Emotions are tricksome things, and so they bind and snarl all my words, and all my stories, and all my true stories.

But it is not a lump of stone that I am, nor yet a block of unfeeling wood, nor an unremembering plain, and so the words that would carry my convictions and my spleen and my affection curl within me like heavy peat-smoke, and drift wispish from my ears, or my stuttering tongue, or the vacuous corners of my eyes, or from underneath the fingernails of these my hands. And that smoke is homely and familiar and circumambient, and tattered soon by the living.

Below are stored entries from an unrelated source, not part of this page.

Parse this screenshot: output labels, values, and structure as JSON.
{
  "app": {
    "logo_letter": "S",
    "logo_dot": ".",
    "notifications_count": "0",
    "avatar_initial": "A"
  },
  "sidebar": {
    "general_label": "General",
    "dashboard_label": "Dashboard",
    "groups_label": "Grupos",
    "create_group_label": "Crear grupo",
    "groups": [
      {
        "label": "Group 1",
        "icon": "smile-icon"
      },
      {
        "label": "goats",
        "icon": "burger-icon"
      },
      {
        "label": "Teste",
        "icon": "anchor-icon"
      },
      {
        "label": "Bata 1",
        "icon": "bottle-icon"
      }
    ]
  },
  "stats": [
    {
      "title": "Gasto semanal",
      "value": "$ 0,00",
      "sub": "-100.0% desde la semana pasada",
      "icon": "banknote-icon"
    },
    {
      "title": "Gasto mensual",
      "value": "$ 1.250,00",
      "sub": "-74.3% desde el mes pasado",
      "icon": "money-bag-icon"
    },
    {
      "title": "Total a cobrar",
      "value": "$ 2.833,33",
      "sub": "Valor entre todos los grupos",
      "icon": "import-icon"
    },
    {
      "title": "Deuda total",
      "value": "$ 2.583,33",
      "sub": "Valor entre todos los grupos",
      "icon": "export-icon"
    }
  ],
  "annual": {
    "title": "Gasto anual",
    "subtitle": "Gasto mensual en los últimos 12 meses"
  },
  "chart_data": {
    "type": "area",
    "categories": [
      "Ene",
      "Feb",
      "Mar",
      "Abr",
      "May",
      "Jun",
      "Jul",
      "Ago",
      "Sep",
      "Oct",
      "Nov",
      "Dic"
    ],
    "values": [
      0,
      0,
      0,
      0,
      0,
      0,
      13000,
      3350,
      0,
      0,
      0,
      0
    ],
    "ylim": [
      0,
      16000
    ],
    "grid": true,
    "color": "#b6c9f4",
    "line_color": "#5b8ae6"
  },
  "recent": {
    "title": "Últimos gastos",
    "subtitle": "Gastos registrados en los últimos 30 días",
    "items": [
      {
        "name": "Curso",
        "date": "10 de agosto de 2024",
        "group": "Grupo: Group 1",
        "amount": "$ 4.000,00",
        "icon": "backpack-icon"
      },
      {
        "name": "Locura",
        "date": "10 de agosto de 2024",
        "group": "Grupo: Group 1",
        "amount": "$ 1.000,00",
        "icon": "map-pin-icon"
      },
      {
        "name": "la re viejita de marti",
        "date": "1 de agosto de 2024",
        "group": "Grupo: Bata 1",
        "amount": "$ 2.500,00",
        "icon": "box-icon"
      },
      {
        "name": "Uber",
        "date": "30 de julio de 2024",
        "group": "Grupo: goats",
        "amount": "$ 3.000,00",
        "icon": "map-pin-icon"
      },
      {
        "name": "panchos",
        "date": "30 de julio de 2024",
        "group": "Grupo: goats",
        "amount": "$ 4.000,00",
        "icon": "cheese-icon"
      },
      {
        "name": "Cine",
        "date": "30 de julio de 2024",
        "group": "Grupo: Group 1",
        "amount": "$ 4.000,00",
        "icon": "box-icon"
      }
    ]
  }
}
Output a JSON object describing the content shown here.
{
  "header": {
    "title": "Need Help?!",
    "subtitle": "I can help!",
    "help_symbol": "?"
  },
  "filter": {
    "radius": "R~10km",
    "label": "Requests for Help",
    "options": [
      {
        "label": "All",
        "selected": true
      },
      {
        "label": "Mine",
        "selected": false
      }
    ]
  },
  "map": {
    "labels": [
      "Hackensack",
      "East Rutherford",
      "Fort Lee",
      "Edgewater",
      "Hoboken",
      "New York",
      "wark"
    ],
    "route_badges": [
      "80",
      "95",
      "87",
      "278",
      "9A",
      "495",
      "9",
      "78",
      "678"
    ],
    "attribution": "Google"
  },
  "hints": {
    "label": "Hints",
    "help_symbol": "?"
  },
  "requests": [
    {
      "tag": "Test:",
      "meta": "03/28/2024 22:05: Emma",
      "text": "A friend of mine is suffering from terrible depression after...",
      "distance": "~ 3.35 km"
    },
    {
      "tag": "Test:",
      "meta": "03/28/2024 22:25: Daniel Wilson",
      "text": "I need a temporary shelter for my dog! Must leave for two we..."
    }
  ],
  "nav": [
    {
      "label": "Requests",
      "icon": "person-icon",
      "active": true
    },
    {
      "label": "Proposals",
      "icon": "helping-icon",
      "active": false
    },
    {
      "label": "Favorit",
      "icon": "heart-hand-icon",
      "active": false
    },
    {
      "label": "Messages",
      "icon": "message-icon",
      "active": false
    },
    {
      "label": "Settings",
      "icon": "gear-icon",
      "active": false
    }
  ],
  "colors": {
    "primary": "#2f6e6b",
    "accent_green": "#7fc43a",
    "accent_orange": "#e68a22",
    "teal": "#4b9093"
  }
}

Though alone I am now, I bear you in my hands, you little memories, my dancing friends, and wordless the brighter, long-regretted awkwardness burnished dearly smooth by long loving. I see you through the unsolid flesh that straggles down the stairs in the morning, that listens from high above the earth to birdsong, that sleeps and dreams and poses. I write these things and they are all join, all seam, all craft, and patternless, and ugly.

But to you I write this, in my despite, and will dry the ink upon the sill, and curl the paper, and bottle it tightly, and cast it for luck into the sea when the tide is running out. Perhaps it will find you, in the houses and the hills where you gather, and there you may open it, and read it, and look backward, and feel my regard from this little beach you have forsaken.